I continued and eventually graduated and I can honestly say it was one of my proudest moments. Made more special that my children were there with me. More special knowing it had been a huge mountain to climb.
But once it was over, I felt left with a void. Still stuck in the job that had satisfied a requirement. Payment. A job that fitted around school runs, an element of flexibility which ensured I got that qualification and attended every sports day, nativity play and parents evening etc… I thank my old employers for that.
But I was so disgruntled. You see, the job, it felt like a prison sentence that I couldn’t be released from. If my circumstances had been different I could have run like the wind. I’d worked so hard, gained so much knowledge and it wasn’t being used in my job. Plus the age of my daughter and changes in circumstances and not real hands on support meant I knew it wasn’t the right time for any major career. I still needed a flexible job – career jobs and flexibility do not always go hand in hand. I had this massive fear that everything I’d done and worked hard for was for nothing. It made me quite depressed. I’d go out of the door in the morning, show up and turn up but each day – I was looking at my shoes, just getting on with it, going through the motions.
You see, work, it’s not everything but it’s a major part in life and work for me is something that must make me feel stretched not suppressed.
I looked at every work at home opportunity to see if I could gain a bigger income over less time. You see I always wanted to be a Writer but most of us know that Writing isn’t always the profession to make money in abundance. It takes time.

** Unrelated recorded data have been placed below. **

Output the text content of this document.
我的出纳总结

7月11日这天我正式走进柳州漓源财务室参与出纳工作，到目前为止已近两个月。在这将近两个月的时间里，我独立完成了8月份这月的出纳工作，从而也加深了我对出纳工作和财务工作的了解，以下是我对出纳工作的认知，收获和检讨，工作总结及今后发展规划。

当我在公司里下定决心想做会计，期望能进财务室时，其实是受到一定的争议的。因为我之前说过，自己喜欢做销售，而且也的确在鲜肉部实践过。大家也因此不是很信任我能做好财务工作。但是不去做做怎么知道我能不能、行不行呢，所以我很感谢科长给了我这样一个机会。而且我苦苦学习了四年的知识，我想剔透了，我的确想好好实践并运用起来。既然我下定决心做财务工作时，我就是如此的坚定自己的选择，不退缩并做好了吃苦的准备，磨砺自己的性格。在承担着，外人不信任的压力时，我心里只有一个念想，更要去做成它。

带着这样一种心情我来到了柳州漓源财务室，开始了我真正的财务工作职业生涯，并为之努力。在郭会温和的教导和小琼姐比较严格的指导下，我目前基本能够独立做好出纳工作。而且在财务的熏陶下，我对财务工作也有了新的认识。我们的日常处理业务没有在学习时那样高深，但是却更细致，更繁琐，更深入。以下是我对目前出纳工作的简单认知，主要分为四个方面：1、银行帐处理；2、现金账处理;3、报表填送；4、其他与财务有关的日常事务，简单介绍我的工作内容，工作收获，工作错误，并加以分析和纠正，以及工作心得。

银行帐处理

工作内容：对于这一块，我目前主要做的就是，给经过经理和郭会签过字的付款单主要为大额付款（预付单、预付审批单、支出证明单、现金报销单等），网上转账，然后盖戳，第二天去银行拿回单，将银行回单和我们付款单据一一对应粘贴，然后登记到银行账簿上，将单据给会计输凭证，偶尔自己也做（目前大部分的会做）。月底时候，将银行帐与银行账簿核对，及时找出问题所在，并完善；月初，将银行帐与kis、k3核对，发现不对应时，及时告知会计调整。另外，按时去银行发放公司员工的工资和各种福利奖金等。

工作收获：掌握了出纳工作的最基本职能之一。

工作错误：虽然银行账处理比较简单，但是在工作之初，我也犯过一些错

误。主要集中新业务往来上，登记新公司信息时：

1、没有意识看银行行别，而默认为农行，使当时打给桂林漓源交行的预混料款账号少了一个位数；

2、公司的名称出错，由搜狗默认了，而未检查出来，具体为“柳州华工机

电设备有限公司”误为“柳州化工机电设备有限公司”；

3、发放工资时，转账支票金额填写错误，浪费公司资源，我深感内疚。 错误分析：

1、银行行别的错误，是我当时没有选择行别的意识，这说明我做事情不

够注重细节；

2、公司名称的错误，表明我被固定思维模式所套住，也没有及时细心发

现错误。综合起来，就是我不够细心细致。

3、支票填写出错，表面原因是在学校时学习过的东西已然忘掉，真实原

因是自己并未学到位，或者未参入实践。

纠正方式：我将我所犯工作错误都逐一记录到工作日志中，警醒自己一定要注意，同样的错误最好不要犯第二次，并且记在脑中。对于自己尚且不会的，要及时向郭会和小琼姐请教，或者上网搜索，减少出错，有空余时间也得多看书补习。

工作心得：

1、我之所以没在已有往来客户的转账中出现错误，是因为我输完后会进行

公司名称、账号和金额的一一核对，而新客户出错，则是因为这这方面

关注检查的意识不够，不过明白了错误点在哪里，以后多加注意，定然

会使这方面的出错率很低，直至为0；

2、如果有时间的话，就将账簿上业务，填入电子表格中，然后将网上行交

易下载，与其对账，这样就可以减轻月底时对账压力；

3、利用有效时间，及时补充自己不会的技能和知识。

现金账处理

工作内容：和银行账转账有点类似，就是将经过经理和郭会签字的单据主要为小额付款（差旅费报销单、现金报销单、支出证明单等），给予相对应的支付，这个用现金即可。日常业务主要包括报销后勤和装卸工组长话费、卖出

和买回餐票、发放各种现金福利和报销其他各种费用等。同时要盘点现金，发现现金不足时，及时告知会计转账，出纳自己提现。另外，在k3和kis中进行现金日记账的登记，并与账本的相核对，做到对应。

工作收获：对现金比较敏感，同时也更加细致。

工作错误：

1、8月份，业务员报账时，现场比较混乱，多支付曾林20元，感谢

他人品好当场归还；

But the at home jobs, there were clues that felt as though they just were not the right path.
Then something hit me. I needed to leave my job but I didn’t know how. You see when you have dependents you just can’t walk out of a job. Then out of the blue one night I had this dream. I can’t describe how it felt fully. But it was a dream that I left my job and had a new job and was happy. I woke up with dread that morning. Thinking “Do I really have to go to work?” Once again, thinking how I could change it.
I went to work that day and I was given redundancy. Rather than worry. It was like the clouds had parted. Many shocked at my calm reaction. A single mother of three and walking out of the door, happy to be released. But you see. I knew it was time for change and I knew that everything I’d learned was being wasted. My wings had felt clipped, that was the moment of release.
You see, I wanted to be a Writer or a Teacher. So when I walked out of that door, I told myself that I was going to find a way to do both. Writing. It’s difficult to make an entire good income from writing but so far from the beginning of 2016 I’m doing pretty much ok in many of the Women’s mags. Lots of opinions flying out there and I’m on the readers panel for others, which means I’m paid for opinions. It was a good starting block. Not to mention my book reviewing. (I’ve not forgotten, I’ve got one in the pipeline – New Year, new start)
I’ve got a fab little job in a Museum which enables me to keep on learning and be surrounded by a subject I enjoy which is local history. I’m meeting fabulous people who are teaching me wonderful facts. I learn something new each time which was something I was lacking previous.
I’m typing for an author and I’m home tutoring English to teens.
I now realise and have the relief that my studying wasn’t wasted and flexible opportunities to fit around my circumstances that are fulfilling are out there. I just needed to get into the right environments and have the chance to find them.
I no longer feel held back by a job.
Most of us work for the need of money. But as Richard Branson says:
“Do what you love and the money will come.”